La Prensa, “was attacked by gunfire, shelled and bombed by planes of the Nicaraguan Air Force, dropping six rockets on the building, inside there were eleven people,” details the report “Junio en la historia de La Prensa.”
“Subsequently, a tank of the National Guard shot at the facilities of La Prensa to finish off the criminal and destructive work. Then a pair of soldiers entered to set the building on fire and even at midday of June 12 the flames were still growing in the archive. Half a century of the country’s history was instantly turned into ashes.
The Goss Urbanite printing press, saved from the 1972 earthquake, was left almost unusable,” reads the report.
So, at the beginning of the eighties, with the Sandinistas in power, La Prensa was still suffering the aftermath of that bombing. But the rest of Managua and several cities were also destroyed by war, hence several governments contributed money for their reconstruction.
Jaime Chamorro Cardenal narrates in his book that the government of West Germany donated funds for the industries destroyed or damaged by the war. “The Sandinista regime did not allocate anything to La Prensa, alleging that a newspaper is not a priority industry,” he details.
“But the Sandinistas not only did not cooperate as a government, but also as the Sandinista Front, they did not pay the debt of US$50,000 (fifty thousand dollars) that the Chamorro Cardenal family, owners of La Prensa, lent them at their request and upon word of reimbursement, at the beginning of August 1978, for an unspecified revolutionary operation,” describes Chamorro Cardenal.
The former director of La Prensa states that “when they were reminded of their commitment to pay the debt, the Sandinistas did not proceed to do so. And those $50,000 was never reimbursed.
According to the book, Xavier Chamorro Cardenal was one of the directors of the newspaper who had originally opposed this loan. Years later, he would leave La Prensa to set up El Nuevo Diario with an editorial line in favor of the Sandinista Front.

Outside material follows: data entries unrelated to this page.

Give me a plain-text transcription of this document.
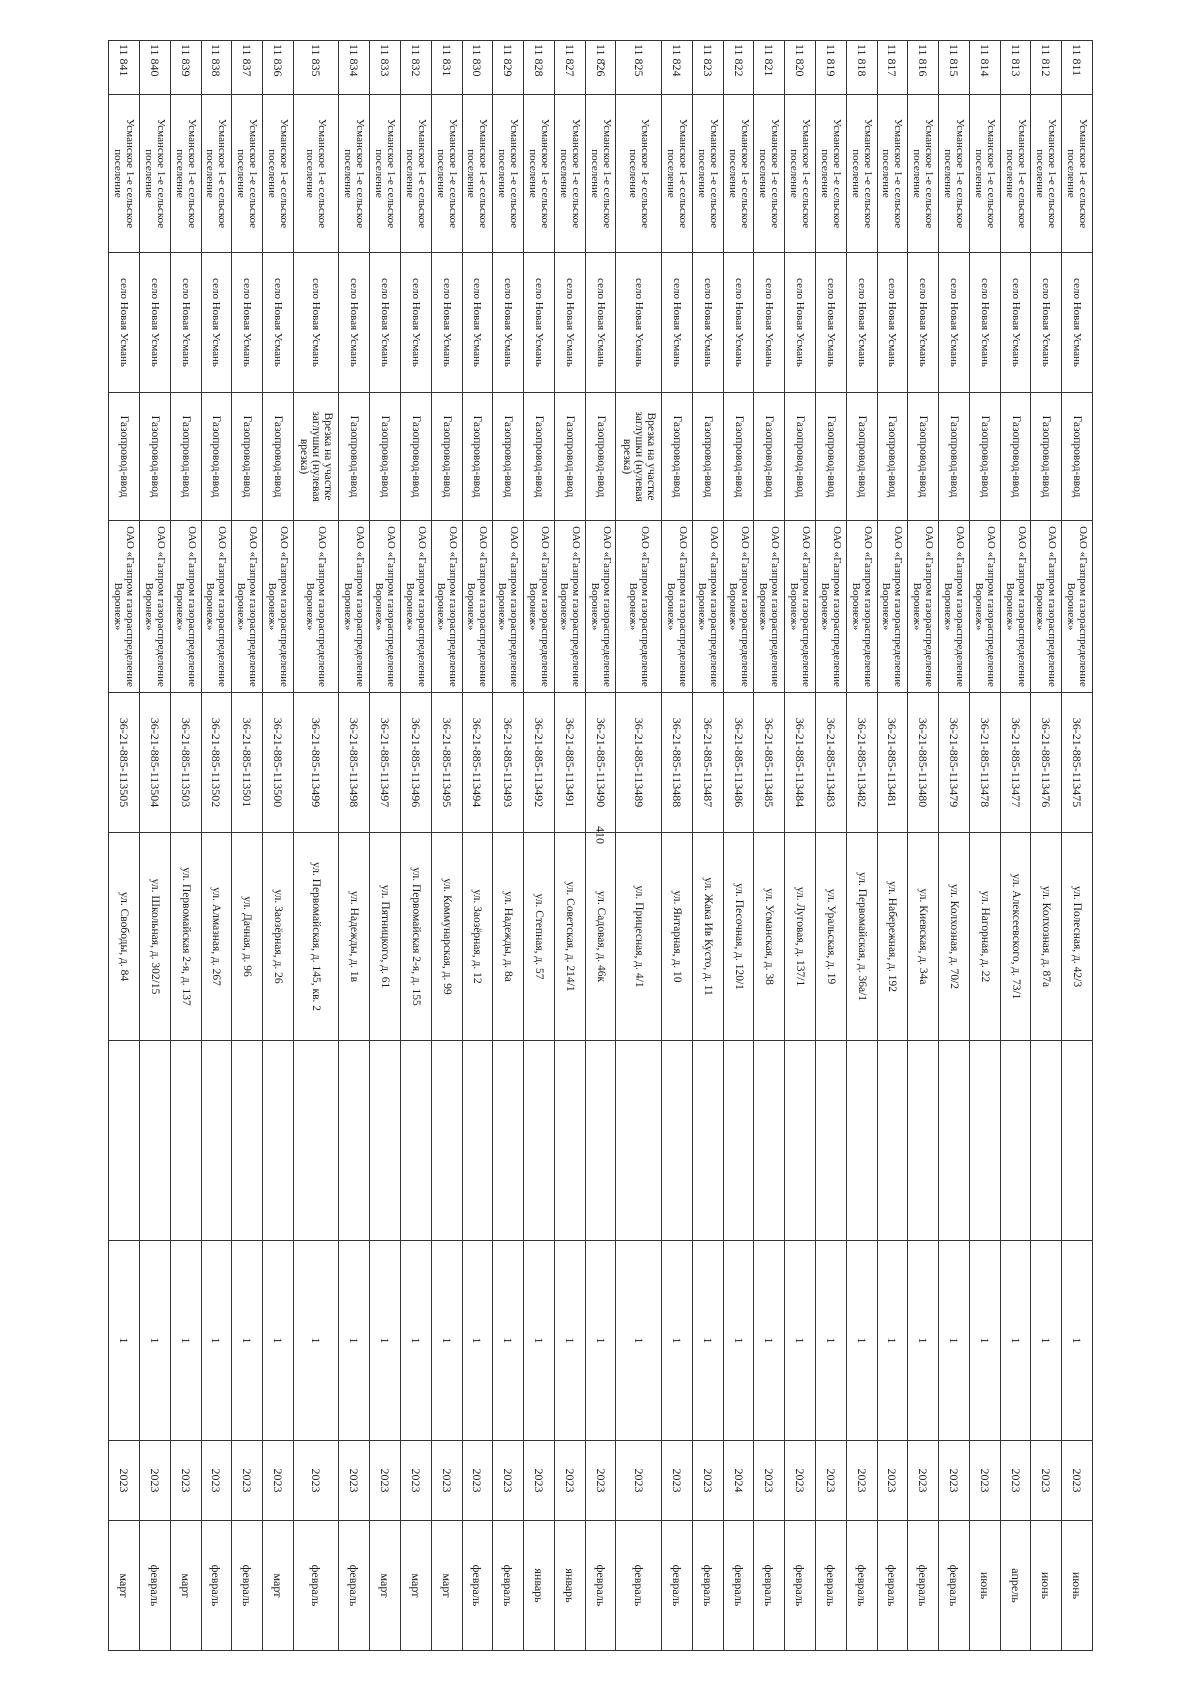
410
11 811	Усманское 1-е сельское поселение	село Новая Усмань	Газопровод-ввод	ОАО «Газпром газораспределение Воронеж»	36-21-885-113475	ул. Полесная, д. 42/3		1	2023	июнь
11 812	Усманское 1-е сельское поселение	село Новая Усмань	Газопровод-ввод	ОАО «Газпром газораспределение Воронеж»	36-21-885-113476	ул. Колхозная, д. 87а		1	2023	июнь
11 813	Усманское 1-е сельское поселение	село Новая Усмань	Газопровод-ввод	ОАО «Газпром газораспределение Воронеж»	36-21-885-113477	ул. Алексеевского, д. 73/1		1	2023	апрель
11 814	Усманское 1-е сельское поселение	село Новая Усмань	Газопровод-ввод	ОАО «Газпром газораспределение Воронеж»	36-21-885-113478	ул. Нагорная, д. 22		1	2023	июнь
11 815	Усманское 1-е сельское поселение	село Новая Усмань	Газопровод-ввод	ОАО «Газпром газораспределение Воронеж»	36-21-885-113479	ул. Колхозная, д. 70/2		1	2023	февраль
11 816	Усманское 1-е сельское поселение	село Новая Усмань	Газопровод-ввод	ОАО «Газпром газораспределение Воронеж»	36-21-885-113480	ул. Киевская, д. 34а		1	2023	февраль
11 817	Усманское 1-е сельское поселение	село Новая Усмань	Газопровод-ввод	ОАО «Газпром газораспределение Воронеж»	36-21-885-113481	ул. Набережная, д. 192		1	2023	февраль
11 818	Усманское 1-е сельское поселение	село Новая Усмань	Газопровод-ввод	ОАО «Газпром газораспределение Воронеж»	36-21-885-113482	ул. Первомайская, д. 36а/1		1	2023	февраль
11 819	Усманское 1-е сельское поселение	село Новая Усмань	Газопровод-ввод	ОАО «Газпром газораспределение Воронеж»	36-21-885-113483	ул. Уральская, д. 19		1	2023	февраль
11 820	Усманское 1-е сельское поселение	село Новая Усмань	Газопровод-ввод	ОАО «Газпром газораспределение Воронеж»	36-21-885-113484	ул. Луговая, д. 137/1		1	2023	февраль
11 821	Усманское 1-е сельское поселение	село Новая Усмань	Газопровод-ввод	ОАО «Газпром газораспределение Воронеж»	36-21-885-113485	ул. Усманская, д. 38		1	2023	февраль
11 822	Усманское 1-е сельское поселение	село Новая Усмань	Газопровод-ввод	ОАО «Газпром газораспределение Воронеж»	36-21-885-113486	ул. Песочная, д. 120/1		1	2024	февраль
11 823	Усманское 1-е сельское поселение	село Новая Усмань	Газопровод-ввод	ОАО «Газпром газораспределение Воронеж»	36-21-885-113487	ул. Жака Ив Кусто, д. 11		1	2023	февраль
11 824	Усманское 1-е сельское поселение	село Новая Усмань	Газопровод-ввод	ОАО «Газпром газораспределение Воронеж»	36-21-885-113488	ул. Янтарная, д. 10		1	2023	февраль
11 825	Усманское 1-е сельское поселение	село Новая Усмань	Врезка на участке заглушки (нулевая врезка)	ОАО «Газпром газораспределение Воронеж»	36-21-885-113489	ул. Прицесная, д. 4/1		1	2023	февраль
11 826	Усманское 1-е сельское поселение	село Новая Усмань	Газопровод-ввод	ОАО «Газпром газораспределение Воронеж»	36-21-885-113490	ул. Садовая, д. 46к		1	2023	февраль
11 827	Усманское 1-е сельское поселение	село Новая Усмань	Газопровод-ввод	ОАО «Газпром газораспределение Воронеж»	36-21-885-113491	ул. Советская, д. 214/1		1	2023	январь
11 828	Усманское 1-е сельское поселение	село Новая Усмань	Газопровод-ввод	ОАО «Газпром газораспределение Воронеж»	36-21-885-113492	ул. Степная, д. 57		1	2023	январь
11 829	Усманское 1-е сельское поселение	село Новая Усмань	Газопровод-ввод	ОАО «Газпром газораспределение Воронеж»	36-21-885-113493	ул. Надежды, д. 8а		1	2023	февраль
11 830	Усманское 1-е сельское поселение	село Новая Усмань	Газопровод-ввод	ОАО «Газпром газораспределение Воронеж»	36-21-885-113494	ул. Заозёрная, д. 12		1	2023	февраль
11 831	Усманское 1-е сельское поселение	село Новая Усмань	Газопровод-ввод	ОАО «Газпром газораспределение Воронеж»	36-21-885-113495	ул. Коммунарская, д. 99		1	2023	март
11 832	Усманское 1-е сельское поселение	село Новая Усмань	Газопровод-ввод	ОАО «Газпром газораспределение Воронеж»	36-21-885-113496	ул. Первомайская 2-я, д. 155		1	2023	март
11 833	Усманское 1-е сельское поселение	село Новая Усмань	Газопровод-ввод	ОАО «Газпром газораспределение Воронеж»	36-21-885-113497	ул. Пятницкого, д. 61		1	2023	март
11 834	Усманское 1-е сельское поселение	село Новая Усмань	Газопровод-ввод	ОАО «Газпром газораспределение Воронеж»	36-21-885-113498	ул. Надежды, д. 1в		1	2023	февраль
11 835	Усманское 1-е сельское поселение	село Новая Усмань	Врезка на участке заглушки (нулевая врезка)	ОАО «Газпром газораспределение Воронеж»	36-21-885-113499	ул. Первомайская, д. 145, кв. 2		1	2023	февраль
11 836	Усманское 1-е сельское поселение	село Новая Усмань	Газопровод-ввод	ОАО «Газпром газораспределение Воронеж»	36-21-885-113500	ул. Заозёрная, д. 26		1	2023	март
11 837	Усманское 1-е сельское поселение	село Новая Усмань	Газопровод-ввод	ОАО «Газпром газораспределение Воронеж»	36-21-885-113501	ул. Дачная, д. 96		1	2023	февраль
11 838	Усманское 1-е сельское поселение	село Новая Усмань	Газопровод-ввод	ОАО «Газпром газораспределение Воронеж»	36-21-885-113502	ул. Алмазная, д. 267		1	2023	февраль
11 839	Усманское 1-е сельское поселение	село Новая Усмань	Газопровод-ввод	ОАО «Газпром газораспределение Воронеж»	36-21-885-113503	ул. Первомайская 2-я, д. 137		1	2023	март
11 840	Усманское 1-е сельское поселение	село Новая Усмань	Газопровод-ввод	ОАО «Газпром газораспределение Воронеж»	36-21-885-113504	ул. Школьная, д. 302/15		1	2023	февраль
11 841	Усманское 1-е сельское поселение	село Новая Усмань	Газопровод-ввод	ОАО «Газпром газораспределение Воронеж»	36-21-885-113505	ул. Свободы, д. 84		1	2023	март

Furthermore, the new Sandinista government did not cooperate with the reconstruction of the newspaper, “despite the fact that the staff of La Prensa had cooperated with technical assistance to the Sandinistas in the transformation of the old Somoza Novedades newspaper into Barricada. Novedades had been confiscated by the Sandinista government to turn it into their official organ,” narrates Chamorro Cardenal.
The Sandinistas only exempted La Prensa from paying customs taxes so that some equipment and machinery sent by the Inter American Press Association could enter the country for the reconstruction of the newspaper.
Throughout the 1980s, La Prensa suffered closures and censorship for its critical position against the Sandinista government, until Daniel Ortega lost the elections against Violeta Barrios de Chamorro in 1990.
Now that Daniel Ortega is again in power, La Prensa experiences a new phase of Sandinista repression, with its general manager, Juan Lorenzo Holmann Chamorro turned into a political prisoner, and the newspaper facilities confiscated and all its staff in exile.